The second thing you notice will be the wind turbines in, seemingly, every vineyard (I will not call them Wineries / Vineries). Then they'll turn them on and you will think that the helicopters in that scene from 'Apocalypse Now' are just about to fly in from over the hills, until you realise that, no this noise is a bit louder that that. More like a Motorhead concert. I should know I've been to both.
Then, I've no doubt you'll be invited to a wine tasting, almost certainly at a Vineyard (nor will I say Winery/Vinery. I just won't) owned by soneone's cousin. Here you'll be subjected to a series of florid adjectives masquerading as a sentence such as the following (which I've just made up), 'The subtle almond hue combines with the blackberry aroma producing an oaky, almost cherubic aftertaste culminating in a smooth, franky orgasmic, heavenly finish'. I also refuse to use the word 'Tannin', because I simply don't know what it means. Frankly I think it's made up.
You will then be presented with a variety of wines to taste, probably from Chile, which will be palatable.
Then a salesman, almost certainly an heavenly one, will hawk you some wines (that even the supermarkest daren't foist on you) at $50 a pop. You will take them home and diligently follow the advice that they should be laid down for at least a decade. You'll then try one. Then you'll present them to your friends and say, "we bought these on our holiday at a Napa Valley Vineyard".
Your friends will thank you for the way it gets those stubborn stains off their toilet bowl. If they've forgiven you.
In short, if you're middle aged with red cheeks and you fancy a holiday that involves your favourite grape oriented beverage, camp in your local bus shelter and get to know the bloke with the beard and the supermarket trolley. What he doesn't know about wine isn't worth knowing.

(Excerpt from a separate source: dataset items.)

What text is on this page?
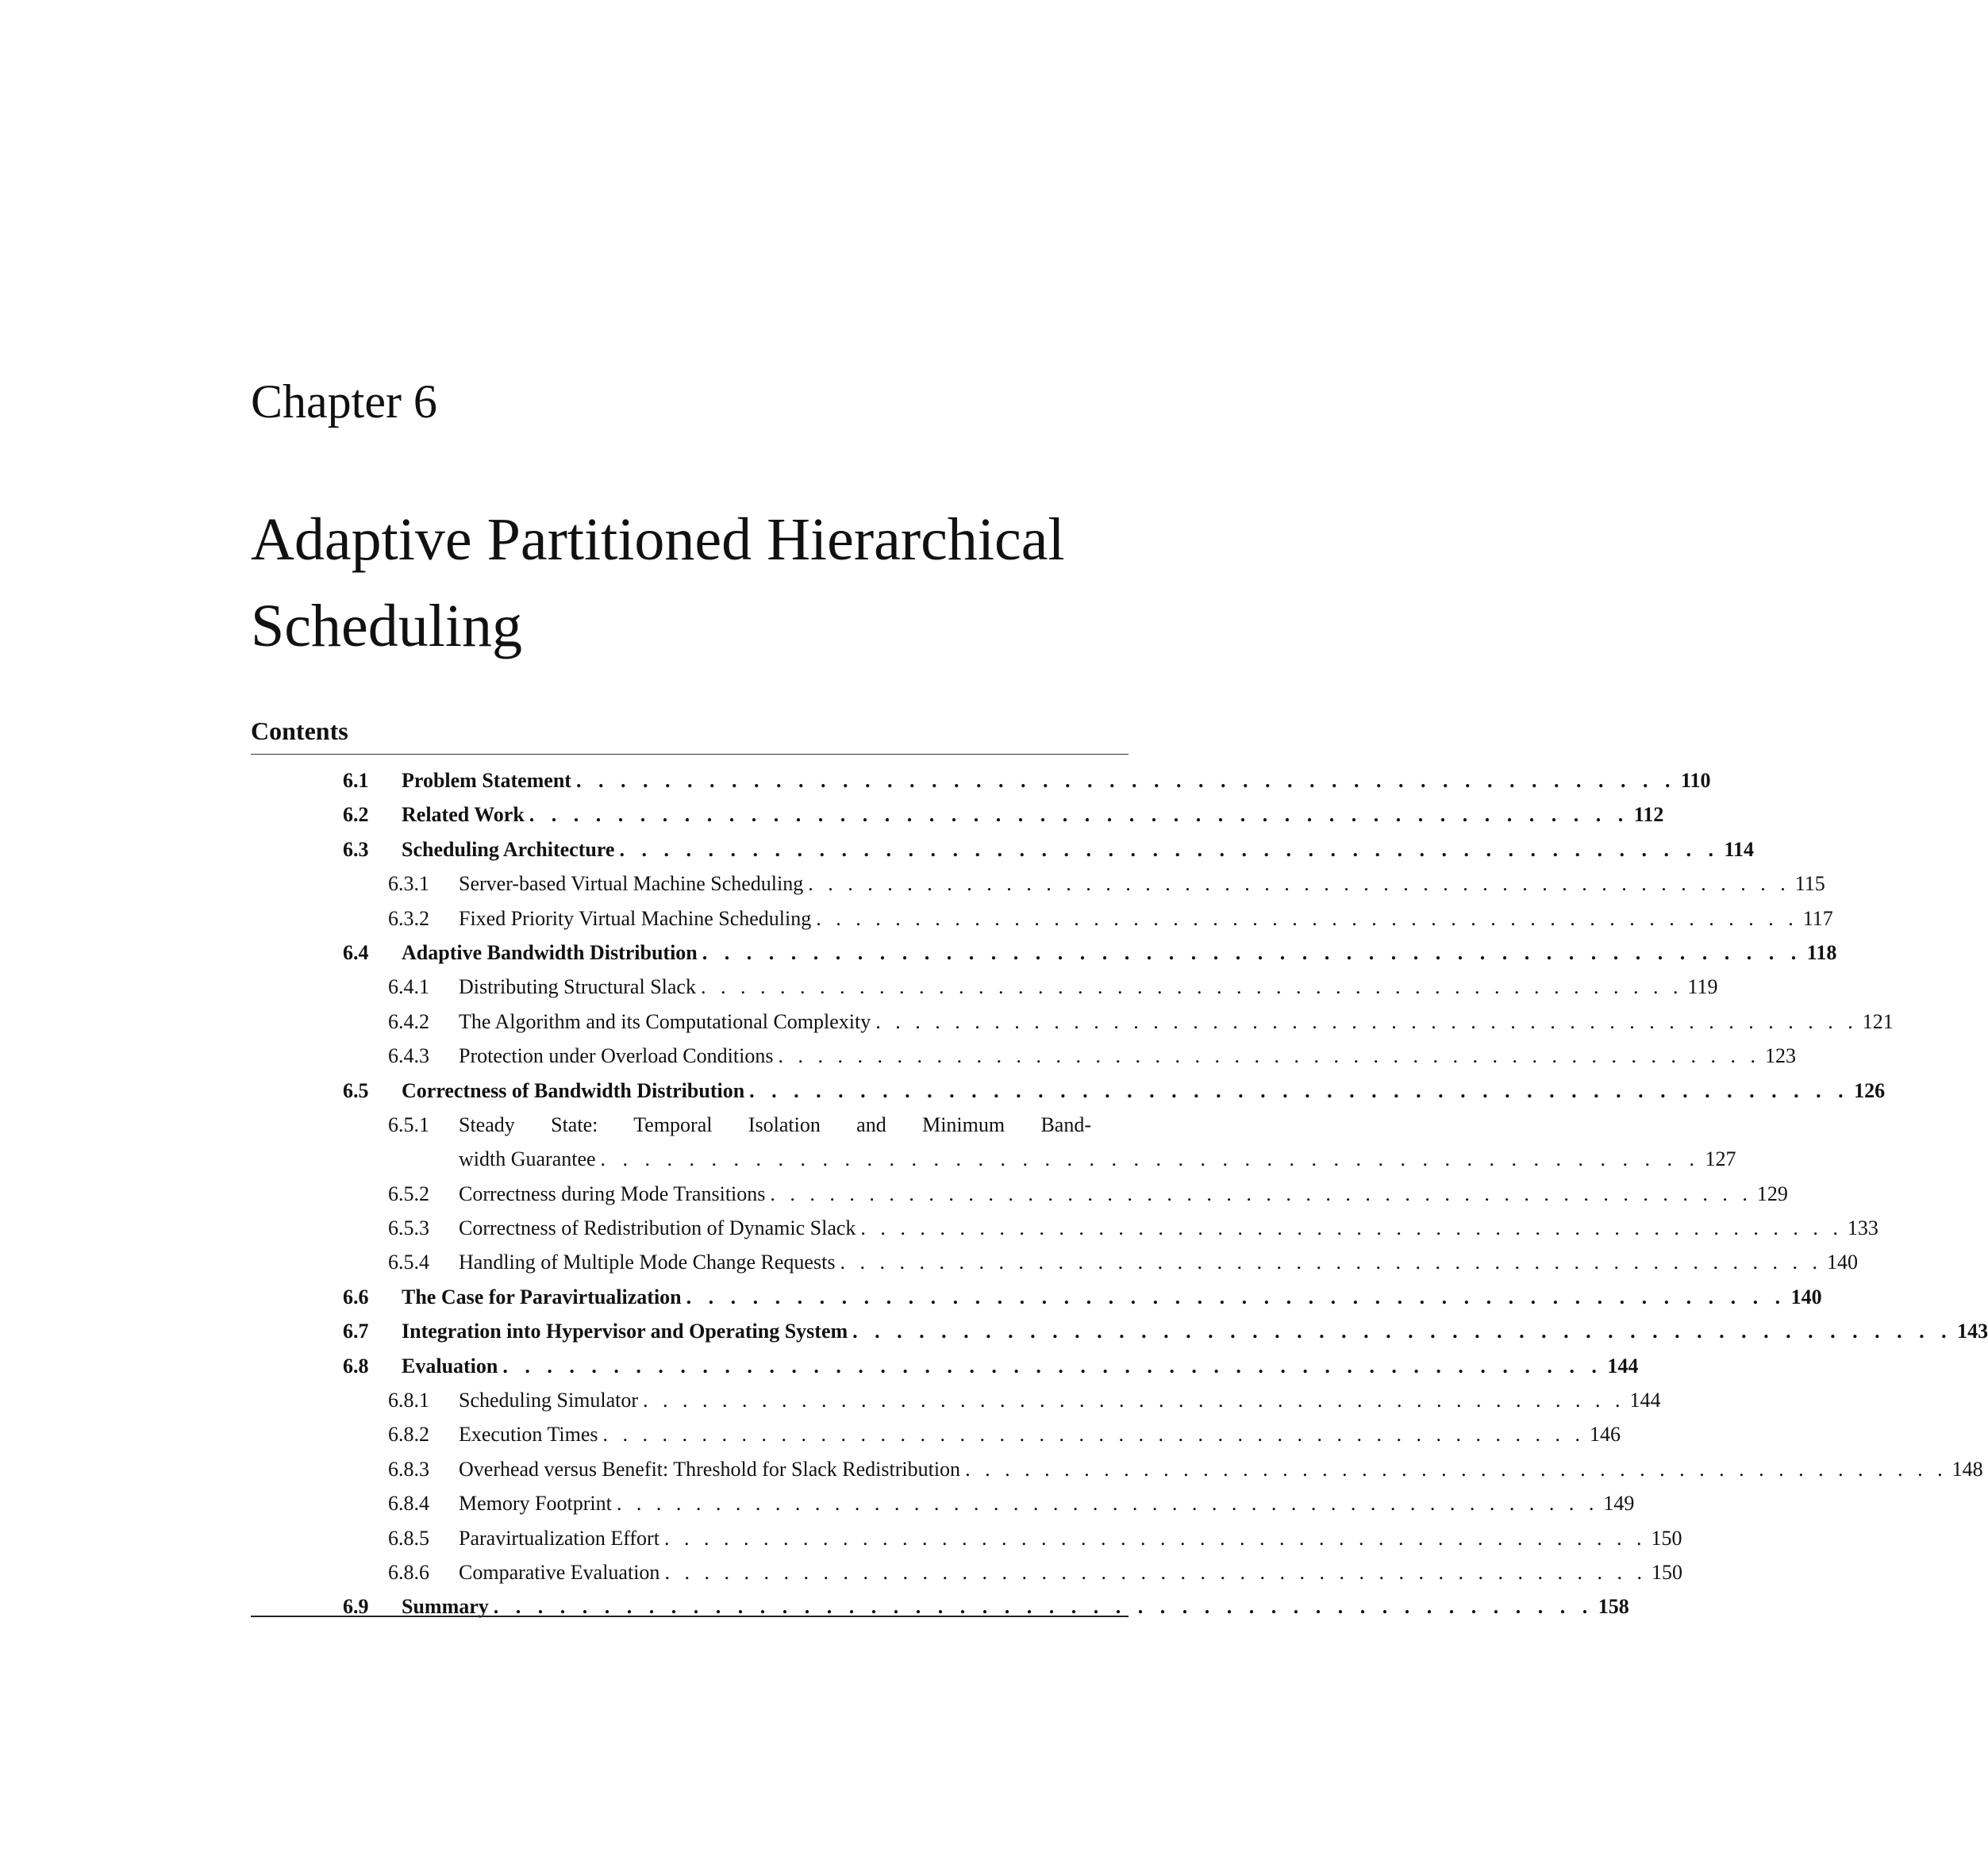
Chapter 6
Adaptive Partitioned Hierarchical Scheduling
Contents
6.1 Problem Statement . . . . . . . . . . . . . . . . . . . . . . . . . . . . . . . . . . . . . . . . . . . . . . . . . . 110
6.2 Related Work . . . . . . . . . . . . . . . . . . . . . . . . . . . . . . . . . . . . . . . . . . . . . . . . . . 112
6.3 Scheduling Architecture . . . . . . . . . . . . . . . . . . . . . . . . . . . . . . . . . . . . . . . . . . . . . . . . . . 114
6.3.1 Server-based Virtual Machine Scheduling . . . . . . . . . . . . . . . . . . . . . . . . . . . . . . . . . . . . . . . . . . . . . . . . . . 115
6.3.2 Fixed Priority Virtual Machine Scheduling . . . . . . . . . . . . . . . . . . . . . . . . . . . . . . . . . . . . . . . . . . . . . . . . . . 117
6.4 Adaptive Bandwidth Distribution . . . . . . . . . . . . . . . . . . . . . . . . . . . . . . . . . . . . . . . . . . . . . . . . . . 118
6.4.1 Distributing Structural Slack . . . . . . . . . . . . . . . . . . . . . . . . . . . . . . . . . . . . . . . . . . . . . . . . . . 119
6.4.2 The Algorithm and its Computational Complexity . . . . . . . . . . . . . . . . . . . . . . . . . . . . . . . . . . . . . . . . . . . . . . . . . . 121
6.4.3 Protection under Overload Conditions . . . . . . . . . . . . . . . . . . . . . . . . . . . . . . . . . . . . . . . . . . . . . . . . . . 123
6.5 Correctness of Bandwidth Distribution . . . . . . . . . . . . . . . . . . . . . . . . . . . . . . . . . . . . . . . . . . . . . . . . . . 126
6.5.1 Steady State: Temporal Isolation and Minimum Band-
width Guarantee . . . . . . . . . . . . . . . . . . . . . . . . . . . . . . . . . . . . . . . . . . . . . . . . . . 127
6.5.2 Correctness during Mode Transitions . . . . . . . . . . . . . . . . . . . . . . . . . . . . . . . . . . . . . . . . . . . . . . . . . . 129
6.5.3 Correctness of Redistribution of Dynamic Slack . . . . . . . . . . . . . . . . . . . . . . . . . . . . . . . . . . . . . . . . . . . . . . . . . . 133
6.5.4 Handling of Multiple Mode Change Requests . . . . . . . . . . . . . . . . . . . . . . . . . . . . . . . . . . . . . . . . . . . . . . . . . . 140
6.6 The Case for Paravirtualization . . . . . . . . . . . . . . . . . . . . . . . . . . . . . . . . . . . . . . . . . . . . . . . . . . 140
6.7 Integration into Hypervisor and Operating System . . . . . . . . . . . . . . . . . . . . . . . . . . . . . . . . . . . . . . . . . . . . . . . . . . 143
6.8 Evaluation . . . . . . . . . . . . . . . . . . . . . . . . . . . . . . . . . . . . . . . . . . . . . . . . . . 144
6.8.1 Scheduling Simulator . . . . . . . . . . . . . . . . . . . . . . . . . . . . . . . . . . . . . . . . . . . . . . . . . . 144
6.8.2 Execution Times . . . . . . . . . . . . . . . . . . . . . . . . . . . . . . . . . . . . . . . . . . . . . . . . . . 146
6.8.3 Overhead versus Benefit: Threshold for Slack Redistribution . . . . . . . . . . . . . . . . . . . . . . . . . . . . . . . . . . . . . . . . . . . . . . . . . . 148
6.8.4 Memory Footprint . . . . . . . . . . . . . . . . . . . . . . . . . . . . . . . . . . . . . . . . . . . . . . . . . . 149
6.8.5 Paravirtualization Effort . . . . . . . . . . . . . . . . . . . . . . . . . . . . . . . . . . . . . . . . . . . . . . . . . . 150
6.8.6 Comparative Evaluation . . . . . . . . . . . . . . . . . . . . . . . . . . . . . . . . . . . . . . . . . . . . . . . . . . 150
6.9 Summary . . . . . . . . . . . . . . . . . . . . . . . . . . . . . . . . . . . . . . . . . . . . . . . . . . 158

And why, oh why, do the insane idiots plant Rose bushes next to their vineyards ? Surely not for the headlines, perish the thought. I'm not a botanist, but if I were, I'd be compelled to do the decent thing.
Then you'll pass into the next valley, mysteriously, without going over any hills. It's the Alexander Valley. Another Californian valley with lots of vineyards. And do you know why you've never heard of it? Becase when youve drunk one of their wines, you haven't recoiled in horror and looked at the label exclaiming, "what the f**k is this?"